Italian school (philosophy)
From Wikipedia, the free encyclopedia
The Italian school of pre-Socratic philosophy refers to Ancient Greek philosophers in Italy or Magna Graecia in the 6th and 5th century BC.[1][2][3] Contemporary scholarship disputes the Italian school as a historical school rather than simply a geographical one.[4]
The doxographer Diogenes Laërtius divides pre-Socratic philosophy into the Ionian and Italian school.[5][6][7] According to classicist Jonathan Barnes, "Although the Italian 'school' was founded by émigrés from Ionia, it quickly took on a character of its own."[8] According to classicist W. K. C. Guthrie, it contrasted with the "materialistic and purely rational Milesians."[9]

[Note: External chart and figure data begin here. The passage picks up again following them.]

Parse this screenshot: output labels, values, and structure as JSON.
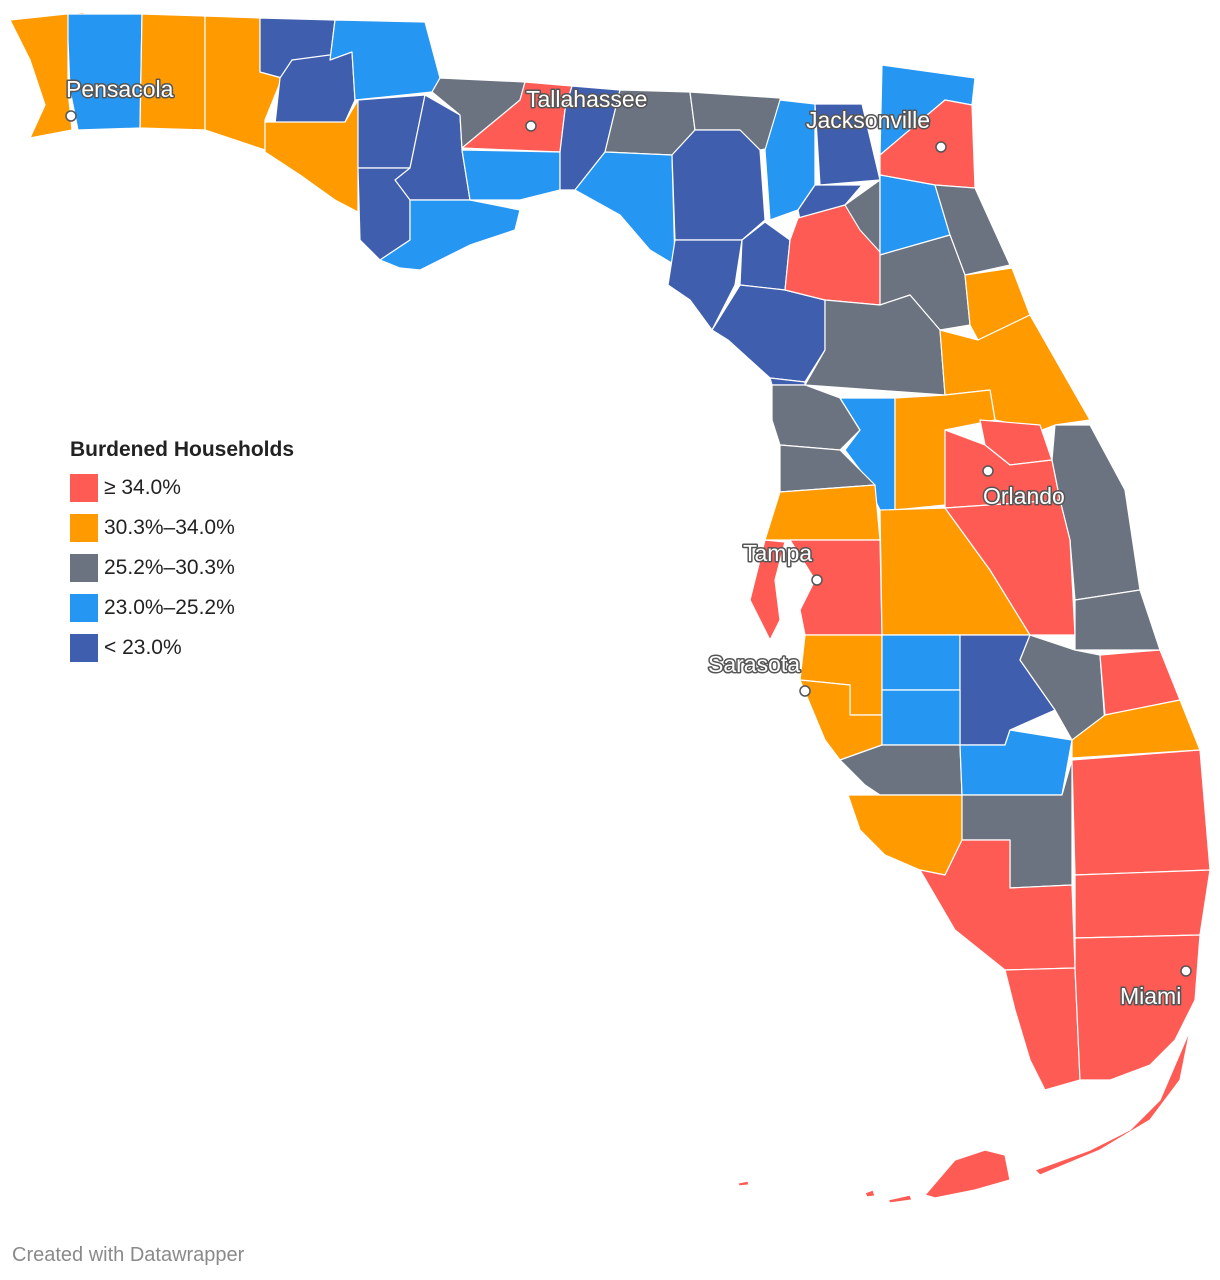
{
  "legend": {
    "title": "Burdened Households",
    "items": [
      {
        "label": "≥ 34.0%",
        "color": "#ff5b55"
      },
      {
        "label": "30.3%–34.0%",
        "color": "#ff9a00"
      },
      {
        "label": "25.2%–30.3%",
        "color": "#6b7280"
      },
      {
        "label": "23.0%–25.2%",
        "color": "#2596f2"
      },
      {
        "label": "< 23.0%",
        "color": "#3f5ead"
      }
    ]
  },
  "cities": {
    "pensacola": "Pensacola",
    "tallahassee": "Tallahassee",
    "jacksonville": "Jacksonville",
    "orlando": "Orlando",
    "tampa": "Tampa",
    "sarasota": "Sarasota",
    "miami": "Miami"
  },
  "footer": "Created with Datawrapper"
}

The Italian school included the Pythagorean school,[1][10] Parmenides and the Eleatic school, Xenophanes, and Empedocles. According to Diogenes Laërtius, the succession goes Pythagoras (“pupil of Pherecydes”), Telauges (his son), Xenophanes, Parmenides, Zeno of Elea, Leucippus, Democritus (“who had many pupils”), Nausiphanes [and Naucydes] (“in particular”), and Epicurus (Succession ends).[7][11][12] Parmenides, Xenophanes, and Empedocles all wrote in verse.[13]
Aristotle notes, as he criticizes the Pythagorean view of a Counter-Earth, "Most people...say it lies at the center. But the Italian philosophers known as Pythagoreans take the contrary view."[14][15]